On Monday it turned out that the Swedish National Board of Health and Welfare had the information that the surgeon had been banned from operating in Norway, but the information never left the agency.

It was Norwegian Television NRK that brought the story to light. They call the 62-year-old female surgeon "Norway's worst doctor", since she has received most complaints to the Norwegian Disciplinary Board - ever.

Over a period of 15 years 42 complaints have been filed against her. In 29 of them, the Board confirmed she had done wrong. So far, over 1,6 million US dollars have been paid out in compensation, for mistakes that are branded as "serious" by the organisation that deals with compensation to patients in Norway.

After media attention in 2005 the Norwegian health council withdrew the surgeon's licence to operate. But she was allowed to keep her medical licence. And with that, she moved on to operate in Denmark and then in July 2007 started working at the hospital in Hudiksvall in Northern Sweden. First employed by a staffing agency, and then directly by the hospital.

The hospital never checked her records or references from earlier positions. Since they were happy with the job she did for them when at the staffing agency, they decided to employ her directly. Her boss, Kjell Norman, found out about her record from the Norwegian television team.

It now turns out that the Norwegian Health department warned the other Scandinavian countries about the doctor in a letter. The National Board of Health and Welfare tells Swedish Radio News that they cannot find any letter, but that the doctors name appear on one of the quarterly lists as someone who has lost the licence to operate.

These lists are shared between the authorities in the Nordic Countries, but there is no routine for spreading the information any further. It is only used by the national health authorities if the health authority in another country withdraws the medical licence - then they can apply to do the same here. But Sweden does not have a system like Norway where only the licence to operate can be withdrawn.

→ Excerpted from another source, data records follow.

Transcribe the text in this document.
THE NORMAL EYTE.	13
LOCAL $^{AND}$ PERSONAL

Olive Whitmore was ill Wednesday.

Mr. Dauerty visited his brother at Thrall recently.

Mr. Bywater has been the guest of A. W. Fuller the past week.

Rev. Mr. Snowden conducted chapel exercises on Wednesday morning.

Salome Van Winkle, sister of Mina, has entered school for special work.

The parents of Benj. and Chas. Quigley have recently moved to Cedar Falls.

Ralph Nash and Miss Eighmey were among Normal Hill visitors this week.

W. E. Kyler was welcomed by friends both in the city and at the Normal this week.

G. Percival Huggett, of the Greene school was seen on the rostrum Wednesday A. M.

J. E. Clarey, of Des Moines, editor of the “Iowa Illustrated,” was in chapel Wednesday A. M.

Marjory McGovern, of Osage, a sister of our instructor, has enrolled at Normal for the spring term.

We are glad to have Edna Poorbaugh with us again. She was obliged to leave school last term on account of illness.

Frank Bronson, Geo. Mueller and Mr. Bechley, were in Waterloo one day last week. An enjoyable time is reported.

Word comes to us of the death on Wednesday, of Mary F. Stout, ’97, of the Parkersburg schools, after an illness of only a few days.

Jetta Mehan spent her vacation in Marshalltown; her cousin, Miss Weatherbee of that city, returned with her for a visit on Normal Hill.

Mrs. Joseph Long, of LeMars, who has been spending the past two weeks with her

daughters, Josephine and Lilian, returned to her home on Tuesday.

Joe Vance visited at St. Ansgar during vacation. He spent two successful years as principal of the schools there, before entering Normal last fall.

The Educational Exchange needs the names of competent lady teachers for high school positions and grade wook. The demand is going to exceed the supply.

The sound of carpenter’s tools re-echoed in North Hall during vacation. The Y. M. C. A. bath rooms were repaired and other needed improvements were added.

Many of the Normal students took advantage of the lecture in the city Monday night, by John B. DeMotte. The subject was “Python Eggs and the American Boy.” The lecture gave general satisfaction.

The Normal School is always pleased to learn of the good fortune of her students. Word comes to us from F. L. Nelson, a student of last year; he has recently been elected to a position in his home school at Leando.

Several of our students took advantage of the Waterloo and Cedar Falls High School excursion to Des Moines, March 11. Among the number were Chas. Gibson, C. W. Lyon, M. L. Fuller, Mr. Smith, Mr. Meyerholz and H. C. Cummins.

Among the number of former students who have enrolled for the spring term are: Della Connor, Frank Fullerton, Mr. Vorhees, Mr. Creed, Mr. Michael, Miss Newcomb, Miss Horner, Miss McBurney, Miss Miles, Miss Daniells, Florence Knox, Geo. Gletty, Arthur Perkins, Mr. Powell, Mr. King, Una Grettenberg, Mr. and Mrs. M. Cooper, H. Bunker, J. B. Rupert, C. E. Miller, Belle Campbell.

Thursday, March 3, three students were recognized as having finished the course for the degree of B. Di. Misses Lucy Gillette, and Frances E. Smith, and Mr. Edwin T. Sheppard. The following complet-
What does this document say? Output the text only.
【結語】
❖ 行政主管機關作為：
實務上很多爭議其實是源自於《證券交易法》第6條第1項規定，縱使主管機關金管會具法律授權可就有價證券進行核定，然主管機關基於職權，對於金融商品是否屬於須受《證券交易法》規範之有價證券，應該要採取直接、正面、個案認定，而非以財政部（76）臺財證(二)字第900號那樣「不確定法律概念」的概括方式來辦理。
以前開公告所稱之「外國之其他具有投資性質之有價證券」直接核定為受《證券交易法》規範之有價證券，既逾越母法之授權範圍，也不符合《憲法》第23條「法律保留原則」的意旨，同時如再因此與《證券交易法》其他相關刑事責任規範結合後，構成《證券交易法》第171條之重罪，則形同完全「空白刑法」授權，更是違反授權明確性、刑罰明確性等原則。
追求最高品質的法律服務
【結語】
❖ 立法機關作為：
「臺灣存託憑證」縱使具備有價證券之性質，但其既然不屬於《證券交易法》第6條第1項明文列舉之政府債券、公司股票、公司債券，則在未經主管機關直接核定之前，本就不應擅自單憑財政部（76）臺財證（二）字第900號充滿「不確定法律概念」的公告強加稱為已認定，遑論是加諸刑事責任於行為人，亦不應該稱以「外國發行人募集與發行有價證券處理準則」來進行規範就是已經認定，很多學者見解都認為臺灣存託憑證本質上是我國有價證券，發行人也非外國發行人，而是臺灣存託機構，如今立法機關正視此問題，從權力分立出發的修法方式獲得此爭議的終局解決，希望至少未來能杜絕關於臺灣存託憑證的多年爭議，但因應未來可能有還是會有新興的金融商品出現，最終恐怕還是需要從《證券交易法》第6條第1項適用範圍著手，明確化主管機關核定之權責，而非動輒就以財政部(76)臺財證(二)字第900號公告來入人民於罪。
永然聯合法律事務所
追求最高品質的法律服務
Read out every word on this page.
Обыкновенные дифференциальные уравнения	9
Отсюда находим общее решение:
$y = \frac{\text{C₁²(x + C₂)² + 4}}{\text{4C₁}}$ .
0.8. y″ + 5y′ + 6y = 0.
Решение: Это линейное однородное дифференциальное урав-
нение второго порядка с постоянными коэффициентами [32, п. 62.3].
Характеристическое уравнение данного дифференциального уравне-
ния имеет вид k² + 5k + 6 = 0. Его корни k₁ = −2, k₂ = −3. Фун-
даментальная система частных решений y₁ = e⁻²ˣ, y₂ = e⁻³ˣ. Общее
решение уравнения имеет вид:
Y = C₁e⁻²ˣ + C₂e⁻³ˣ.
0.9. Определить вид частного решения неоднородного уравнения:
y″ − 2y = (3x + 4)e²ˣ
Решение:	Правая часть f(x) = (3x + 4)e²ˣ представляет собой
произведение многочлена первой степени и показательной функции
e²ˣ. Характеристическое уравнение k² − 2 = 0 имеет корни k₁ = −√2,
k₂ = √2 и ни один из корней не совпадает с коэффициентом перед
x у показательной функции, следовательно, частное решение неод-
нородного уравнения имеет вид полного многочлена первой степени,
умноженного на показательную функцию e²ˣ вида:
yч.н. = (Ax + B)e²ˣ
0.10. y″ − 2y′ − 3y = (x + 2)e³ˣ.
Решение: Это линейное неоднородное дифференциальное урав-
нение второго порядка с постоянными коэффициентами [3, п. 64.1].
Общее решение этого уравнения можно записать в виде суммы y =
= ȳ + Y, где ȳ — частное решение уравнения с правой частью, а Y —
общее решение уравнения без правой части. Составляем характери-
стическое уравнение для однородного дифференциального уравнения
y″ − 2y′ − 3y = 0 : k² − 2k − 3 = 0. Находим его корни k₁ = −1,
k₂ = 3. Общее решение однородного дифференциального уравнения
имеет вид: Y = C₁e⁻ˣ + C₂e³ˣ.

The National Board of Health and Welfare, now emphasises the employers' responsibility to better check the background of those they hire. Kjell Norman in Hudiksvall, who hired the doctor, agrees they should have checked better.

After all the media reporting over the weekend, several patients have contacted the hospital to ask about the doctor or to ask who was scheduled to operate on them. Kjell Norman tells the news agency TT that it matters what the patients think, and should the situation become untenable, the doctor may be moved to another department. But, as Kjell Norman says, "we are not there yet".